Oxygen consumption, water, lipid and glycogen content of early and late diapause and non-diapause larvae of the Burnet moth Zygaena trifolii

Oxygen consumption, lipid, glycogen, water content and dry weight are given for three corresponding larval diapause and non-diapause instars. At 20 degrees C, the respiration rates of diapause larvae were considerably lower (about 23%) than in corresponding non-diapause larvae. However, a body size-metabolism relationship could not be detected at a lower temperature (5 degrees C) in older diapause instars (L4 and L5 larvae). The O2 consumption of diapause larvae (4th instar) was invariably different at 5 and 20 degrees C when measured at 30-day intervals during a 150-day period. The values were by one and a half times higher at 20 degrees C. A further intensified O2 consumption at 20 degrees C indicated that the larvae were preparing to shed the diapause skin; the increase was again 1.5 times higher than in dormant larvae.
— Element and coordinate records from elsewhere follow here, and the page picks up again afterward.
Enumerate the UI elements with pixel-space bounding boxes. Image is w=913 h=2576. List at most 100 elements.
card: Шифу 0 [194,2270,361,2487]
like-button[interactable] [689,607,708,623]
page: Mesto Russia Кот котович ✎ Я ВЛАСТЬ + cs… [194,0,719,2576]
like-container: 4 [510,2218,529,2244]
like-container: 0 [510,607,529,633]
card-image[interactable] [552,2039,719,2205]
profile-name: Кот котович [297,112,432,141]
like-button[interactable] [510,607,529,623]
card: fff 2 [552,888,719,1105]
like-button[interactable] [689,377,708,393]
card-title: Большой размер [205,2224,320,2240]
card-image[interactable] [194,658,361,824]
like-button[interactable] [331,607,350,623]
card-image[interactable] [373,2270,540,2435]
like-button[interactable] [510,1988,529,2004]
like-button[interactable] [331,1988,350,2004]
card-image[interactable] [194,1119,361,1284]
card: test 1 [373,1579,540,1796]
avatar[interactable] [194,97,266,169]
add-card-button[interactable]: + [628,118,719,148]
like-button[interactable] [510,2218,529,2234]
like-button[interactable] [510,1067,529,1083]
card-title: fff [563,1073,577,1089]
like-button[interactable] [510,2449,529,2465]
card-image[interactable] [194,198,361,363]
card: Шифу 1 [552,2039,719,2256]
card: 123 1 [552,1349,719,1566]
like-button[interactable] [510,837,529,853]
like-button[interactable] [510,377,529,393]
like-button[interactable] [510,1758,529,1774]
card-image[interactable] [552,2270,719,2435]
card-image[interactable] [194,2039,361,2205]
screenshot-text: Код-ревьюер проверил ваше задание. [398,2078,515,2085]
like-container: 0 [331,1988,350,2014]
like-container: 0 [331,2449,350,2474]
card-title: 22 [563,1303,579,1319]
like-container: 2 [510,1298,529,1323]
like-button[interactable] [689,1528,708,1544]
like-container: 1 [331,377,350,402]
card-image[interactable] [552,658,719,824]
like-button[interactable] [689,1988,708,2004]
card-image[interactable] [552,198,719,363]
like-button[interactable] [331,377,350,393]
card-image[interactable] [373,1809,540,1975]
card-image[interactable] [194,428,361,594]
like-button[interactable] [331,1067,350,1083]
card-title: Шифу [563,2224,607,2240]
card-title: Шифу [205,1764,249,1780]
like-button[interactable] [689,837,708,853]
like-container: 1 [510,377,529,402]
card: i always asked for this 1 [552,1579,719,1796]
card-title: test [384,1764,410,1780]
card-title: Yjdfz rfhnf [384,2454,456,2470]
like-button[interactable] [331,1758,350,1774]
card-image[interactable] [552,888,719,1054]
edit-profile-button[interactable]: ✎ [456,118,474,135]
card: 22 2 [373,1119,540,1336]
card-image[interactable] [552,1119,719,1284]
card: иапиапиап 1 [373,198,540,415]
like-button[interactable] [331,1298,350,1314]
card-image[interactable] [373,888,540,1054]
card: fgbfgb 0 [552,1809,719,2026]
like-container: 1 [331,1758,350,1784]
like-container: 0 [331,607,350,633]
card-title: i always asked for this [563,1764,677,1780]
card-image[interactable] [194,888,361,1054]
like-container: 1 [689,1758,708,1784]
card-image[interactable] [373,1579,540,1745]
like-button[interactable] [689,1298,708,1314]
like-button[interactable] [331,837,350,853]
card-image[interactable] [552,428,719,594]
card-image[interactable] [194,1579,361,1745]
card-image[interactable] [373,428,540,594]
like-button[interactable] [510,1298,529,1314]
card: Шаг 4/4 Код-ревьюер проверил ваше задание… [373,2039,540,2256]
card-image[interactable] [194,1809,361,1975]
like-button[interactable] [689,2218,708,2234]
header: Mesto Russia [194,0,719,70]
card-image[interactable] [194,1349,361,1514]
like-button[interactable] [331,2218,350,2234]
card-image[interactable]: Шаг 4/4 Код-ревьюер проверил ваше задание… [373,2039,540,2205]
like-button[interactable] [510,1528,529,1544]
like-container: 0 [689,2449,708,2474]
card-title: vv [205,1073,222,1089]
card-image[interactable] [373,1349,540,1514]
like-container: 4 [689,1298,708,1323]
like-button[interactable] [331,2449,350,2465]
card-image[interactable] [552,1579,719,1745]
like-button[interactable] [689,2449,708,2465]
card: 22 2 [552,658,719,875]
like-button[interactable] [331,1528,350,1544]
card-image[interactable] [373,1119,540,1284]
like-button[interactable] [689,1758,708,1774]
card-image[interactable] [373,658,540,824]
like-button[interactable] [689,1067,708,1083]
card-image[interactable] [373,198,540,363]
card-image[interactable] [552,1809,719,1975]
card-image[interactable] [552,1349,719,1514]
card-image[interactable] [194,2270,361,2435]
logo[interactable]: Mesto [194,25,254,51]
O2 consumption rates did not differ when groups of quiescent larvae were compared with diapause larvae at 5 degrees C, but an earlier timing of increased O2 values and moulting indicated the different physiological state of the tested larvae. Diapause larvae contained more than twice as much lipid and twice the amount of glycogen as non-diapause larvae. The highest lipid and glycogen contents were detected in the small diapause larvae (L3 stage), related to their pronounced respiratory rates. Lipid and glycogen were utilized throughout the whole diapause period. The glycogen content dropped more sharply at 20 degrees C compared to 5 degrees C, whereas only slight differences in decreasing lipid content occurred, indicating that glycogen is the more important energy source to survive the period after the onset of diapause. The calculated daily rates of loss of lipid and glycogen showed that the lipid and glycogen contents were sufficient for the L4 larvae to survive an approx. 1 year diapause period at 20 degrees C. During the diapause period, the fresh weight ratio dropped more sharply than lipid and glycogen, implying that water loss was the main factor in decreasing body weight. The water content decreased to 61% of the initial value (4th instar). However, it was obviously not correlated to the invariable supercooling ability of dormant larvae.